Le maire d’Archange qui a subi des pressions considérables du préfet a été menacé
d’une astreinte de 1000 euro par jour etc. Donc il y a une pression considérable qui,
je crois, provoque à un moment donné un réveil des consciences parce qu’on ne peut
pas se laisser enfermer dans un refus de la liberté de penser, la liberté de conscience
sur des éléments aussi intimes, aussi profonds que ceux qui nous ont mobilisés pendant
une année. »
Que répondez-vous aux partisans de la loi qui affirment
qu’instaurer une clause de conscience pour les maires risquerait de porter atteinte
à l’égalité des citoyens, principe fondamental de la République et de voir le risque
de créer deux catégories de mariage ?
« Alors, c’est vrai que pour nous
qui étions et demeurons opposés au mariage entre personnes de même sexe, ce mot mariage
désormais a des guillemets puisqu’on a changé le sens même du mot. Le mariage c’est
normalement marier des personnes qui sont différentes, qui sont de sexe complémentaire.
Et c’est la tout le sens, en France en particulier, avec la filiation qui est attachée
au mariage, le droit-la possibilité d’adopter des enfants. Donc effectivement le mot
a été complètement changé mais ca n’a pas rendu pour autant équivalent des personnes
de sexe complémentaire avec des personnes de même sexe notamment dans le domaine de
la capacité de procréation parce que ca ne dépend pas du droit. Ca dépend de l’essence
même de l’humanité. Lionel Jospin a dit lui-même qu’elle était faite non pas d’homosexuels
et d’hétérosexuels mais d’hommes et de femmes. Et c’est vrai que de ce fait, la question
de l’égalité est complètement biaisée. Alors plus précisément, sur le plan juridique,
on le sait bien, si un maire refuse ce type de mariage parce que c’est contraire à
sa conscience profonde, à la loi inscrite au plus profond de sa conscience, à ce moment-là
il y a la possibilité de déléguer à un adjoint ou de demander au préfet de trouver
un autre maire. Et de ce point de vue il n’y a pas d’empêchement de célébrer ces mariages
qui pour autant ont changé considérablement le sens du mot mariage dans notre pays.
»
Vous affichez votre détermination. Sous quelle forme est-ce qu’elle
va se concrétiser dans un futur proche ?
« Il y a peut être deux niveaux
de réponse à votre question sur la détermination puisque d’abord les maires vont continuer
de se mobiliser. Il y en a 400 qui ont envoyé des mémoires au Conseil Constitutionnel
pour demander que leur liberté de conscience soit validée. Et pour ce qui concerne
le mouvement social en lui-même, il est foisonnant, il y a des veilleurs qui se sont
développés et même à l’Alliance Vita on continue à être très mobilisé sur le sujet
de la procréation médicalement assistée pour laquelle il y a une très forte pression
du lobby LGTB qui considère que cette loi est une loi de demi-mesure. Ils commencent
à dire leur mécontentement de voir que la procréation artificielle n’a pas été un
droit accordé par la loi. Ensuite il y a la gestation pour autrui, les mères porteuses.
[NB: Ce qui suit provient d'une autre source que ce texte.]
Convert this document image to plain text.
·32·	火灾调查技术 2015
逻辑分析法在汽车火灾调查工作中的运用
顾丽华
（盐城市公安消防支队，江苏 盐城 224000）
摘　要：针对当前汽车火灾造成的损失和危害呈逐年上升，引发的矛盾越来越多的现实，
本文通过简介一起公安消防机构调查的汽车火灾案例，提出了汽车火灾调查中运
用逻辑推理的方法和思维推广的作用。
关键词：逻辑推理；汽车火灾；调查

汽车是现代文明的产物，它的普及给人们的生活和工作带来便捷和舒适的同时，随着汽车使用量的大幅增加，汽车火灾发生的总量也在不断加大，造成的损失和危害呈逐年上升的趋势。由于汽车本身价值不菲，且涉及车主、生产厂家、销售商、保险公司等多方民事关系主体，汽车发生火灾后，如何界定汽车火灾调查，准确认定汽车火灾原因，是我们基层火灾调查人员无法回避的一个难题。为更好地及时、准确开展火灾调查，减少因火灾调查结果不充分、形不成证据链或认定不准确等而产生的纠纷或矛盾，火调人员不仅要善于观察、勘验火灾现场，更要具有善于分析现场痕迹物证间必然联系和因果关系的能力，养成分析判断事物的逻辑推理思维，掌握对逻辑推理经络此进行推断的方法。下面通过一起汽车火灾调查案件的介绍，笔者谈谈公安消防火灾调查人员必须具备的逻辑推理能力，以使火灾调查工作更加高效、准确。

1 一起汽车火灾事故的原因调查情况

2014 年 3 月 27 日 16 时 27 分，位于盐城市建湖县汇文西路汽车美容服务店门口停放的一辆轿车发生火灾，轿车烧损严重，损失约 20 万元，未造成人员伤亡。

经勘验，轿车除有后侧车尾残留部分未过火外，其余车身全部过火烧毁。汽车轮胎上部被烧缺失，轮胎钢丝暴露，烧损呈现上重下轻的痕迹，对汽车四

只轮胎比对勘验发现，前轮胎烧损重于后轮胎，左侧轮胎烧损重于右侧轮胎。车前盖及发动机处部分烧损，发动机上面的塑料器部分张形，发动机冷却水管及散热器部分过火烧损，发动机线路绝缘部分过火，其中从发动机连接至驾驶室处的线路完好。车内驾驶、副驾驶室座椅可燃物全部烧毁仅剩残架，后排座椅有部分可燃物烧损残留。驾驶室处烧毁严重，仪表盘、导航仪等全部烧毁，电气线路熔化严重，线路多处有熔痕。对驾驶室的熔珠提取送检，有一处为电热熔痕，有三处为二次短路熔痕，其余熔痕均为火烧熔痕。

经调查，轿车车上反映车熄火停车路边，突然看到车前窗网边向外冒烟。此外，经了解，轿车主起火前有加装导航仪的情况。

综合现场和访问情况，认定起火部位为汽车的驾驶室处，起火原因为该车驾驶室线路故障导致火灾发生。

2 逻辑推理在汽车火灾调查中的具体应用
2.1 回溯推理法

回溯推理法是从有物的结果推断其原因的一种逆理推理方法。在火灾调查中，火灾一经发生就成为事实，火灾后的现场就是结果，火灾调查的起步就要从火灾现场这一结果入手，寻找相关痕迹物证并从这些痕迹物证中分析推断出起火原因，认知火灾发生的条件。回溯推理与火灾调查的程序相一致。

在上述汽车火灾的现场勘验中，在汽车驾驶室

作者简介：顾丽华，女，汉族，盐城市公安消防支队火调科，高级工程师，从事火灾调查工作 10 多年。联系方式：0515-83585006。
Et on voit, c’est tout un système de dominos qu’ils tentent de faire avancer pour
casser finalement le mariage. Il y a même des penseurs éminents, promoteurs de ce
mariage entre personnes de même sexe qui ont demandé que l’obligation de fidélité
soit supprimée. Et d’autres que l’obligation d’être deux et non pas trois ou quatre,
soit également supprimée. On le voit, c’est une déconstruction très grave de la famille,
de l’écosystème de base dans lequel l’enfant a besoin de se retrouver pour pouvoir
s’épanouir avec des repères solides. C’est cette déconstruction qui est en marche
et ça, ce n’est pas demain qu’on va baisser les bras pour essayer de promouvoir une
société où le plus vulnérable enfant soit vraiment protégé et soutenu dans la mesure
du possible par la loi et bien sur par ceux qui sont autour ».